No, she was not crying. She wiped her tears away and was smiling. And presently he was reading a poem he had written the other night. He recited the verses—they were meant for her ...

No, no, she did not wish to cry, but her tears flowed against her will. He stowed the verses away and was consoling her. Wouldn’t it be wonderful when he came back after he had seen the world! His arms were stealing around her, her lips yielded so willingly, her tears flowed so freely! Tears beget tears, and soon his emotions stirred. He did not know why, but his tears flowed, too, mingling with hers and, with heart beating against heart, the fires of youth blazed in one conflagration—Dann schlagen zusammen die Flammen!
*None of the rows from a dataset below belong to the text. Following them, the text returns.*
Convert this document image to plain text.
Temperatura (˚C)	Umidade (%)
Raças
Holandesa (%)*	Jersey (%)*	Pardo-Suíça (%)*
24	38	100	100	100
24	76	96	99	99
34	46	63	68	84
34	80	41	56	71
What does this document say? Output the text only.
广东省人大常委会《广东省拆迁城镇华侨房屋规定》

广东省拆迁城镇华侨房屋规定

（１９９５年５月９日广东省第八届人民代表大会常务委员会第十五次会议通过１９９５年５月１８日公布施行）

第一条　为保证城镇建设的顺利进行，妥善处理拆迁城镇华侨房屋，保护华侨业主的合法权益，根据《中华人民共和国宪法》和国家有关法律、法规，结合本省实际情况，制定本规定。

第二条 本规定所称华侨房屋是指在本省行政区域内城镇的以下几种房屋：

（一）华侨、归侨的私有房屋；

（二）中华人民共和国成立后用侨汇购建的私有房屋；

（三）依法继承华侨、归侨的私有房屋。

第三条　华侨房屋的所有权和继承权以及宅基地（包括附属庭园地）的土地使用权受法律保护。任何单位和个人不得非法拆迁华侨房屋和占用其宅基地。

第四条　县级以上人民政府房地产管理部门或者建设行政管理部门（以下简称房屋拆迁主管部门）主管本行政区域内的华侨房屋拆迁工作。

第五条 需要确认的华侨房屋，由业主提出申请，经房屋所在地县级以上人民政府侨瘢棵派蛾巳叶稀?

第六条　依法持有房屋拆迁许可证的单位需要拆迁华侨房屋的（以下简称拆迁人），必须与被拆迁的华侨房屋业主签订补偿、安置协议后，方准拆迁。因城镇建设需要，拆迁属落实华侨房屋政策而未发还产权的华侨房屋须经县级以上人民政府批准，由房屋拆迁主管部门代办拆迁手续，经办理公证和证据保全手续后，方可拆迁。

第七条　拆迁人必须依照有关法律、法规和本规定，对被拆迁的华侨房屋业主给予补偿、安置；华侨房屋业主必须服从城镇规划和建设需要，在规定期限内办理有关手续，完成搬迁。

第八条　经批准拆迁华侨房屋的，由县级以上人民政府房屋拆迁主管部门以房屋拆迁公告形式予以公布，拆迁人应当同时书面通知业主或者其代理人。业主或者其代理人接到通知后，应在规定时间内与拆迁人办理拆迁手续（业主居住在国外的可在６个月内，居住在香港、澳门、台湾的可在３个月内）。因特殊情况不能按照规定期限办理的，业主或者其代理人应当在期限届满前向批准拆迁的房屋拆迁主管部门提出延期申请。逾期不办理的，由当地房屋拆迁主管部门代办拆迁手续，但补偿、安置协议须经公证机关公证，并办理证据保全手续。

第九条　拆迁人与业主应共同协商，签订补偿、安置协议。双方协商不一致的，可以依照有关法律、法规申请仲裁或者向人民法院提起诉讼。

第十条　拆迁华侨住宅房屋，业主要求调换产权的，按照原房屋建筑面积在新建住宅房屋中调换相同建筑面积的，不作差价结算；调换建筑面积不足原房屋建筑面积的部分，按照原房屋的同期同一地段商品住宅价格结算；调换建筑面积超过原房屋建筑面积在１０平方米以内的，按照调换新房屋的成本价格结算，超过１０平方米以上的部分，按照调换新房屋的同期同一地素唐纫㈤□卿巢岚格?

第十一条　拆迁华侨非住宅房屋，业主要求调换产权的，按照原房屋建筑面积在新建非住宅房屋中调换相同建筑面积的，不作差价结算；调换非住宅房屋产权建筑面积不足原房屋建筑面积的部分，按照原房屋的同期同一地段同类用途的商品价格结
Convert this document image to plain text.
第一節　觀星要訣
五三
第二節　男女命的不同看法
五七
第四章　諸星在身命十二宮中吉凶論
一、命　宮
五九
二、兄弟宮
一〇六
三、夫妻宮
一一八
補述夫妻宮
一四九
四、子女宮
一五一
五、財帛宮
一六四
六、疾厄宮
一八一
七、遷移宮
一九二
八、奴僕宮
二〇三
She was soon sobbing as if her heart would break.

“Why do you cry?” he asked.

She did not know why she was sobbing. There was really no occasion for grief. Was he not going to Frankfort to see the world—the great, wonderful world?

“Just think, liebste! No more dry text books, no more mathematics, no more stupid lessons in accounting, no more school! Just think of freedom all day and all night, and I shall be able to read and read and read and walk and walk through the boulevards and write—Oh, Hedwiga!” He pressed her to his breast with frantic ecstasy. “I’ll write wonderful tragedies and songs and I will—”

Words failed to express all his hopes and plans and desires. He was dizzy from the flood of thoughts that rushed upon him.

She was sobbing no longer. Her hands limply in her lap, her tear-stained face composed, her shoulders relaxed and stooped forward, she stared blankly in front of her, looking without seeing, her great eyes wide open and full of heart-rending sadness.

“Will you write to me?”

“Will I write to you? As often as the post will carry my letters. I’ll tell you all about the wonderful things in Frankfort. By the way, father said the streets in Frankfort are lighted at night—light enough to read—rows of great lanterns in the streets! Wouldn’t you like to see Frankfort?”

A sob was her only reply.

“But you will come to Frankfort. I’ll be in the banking business there, and I will send for you, sweetheart mine.”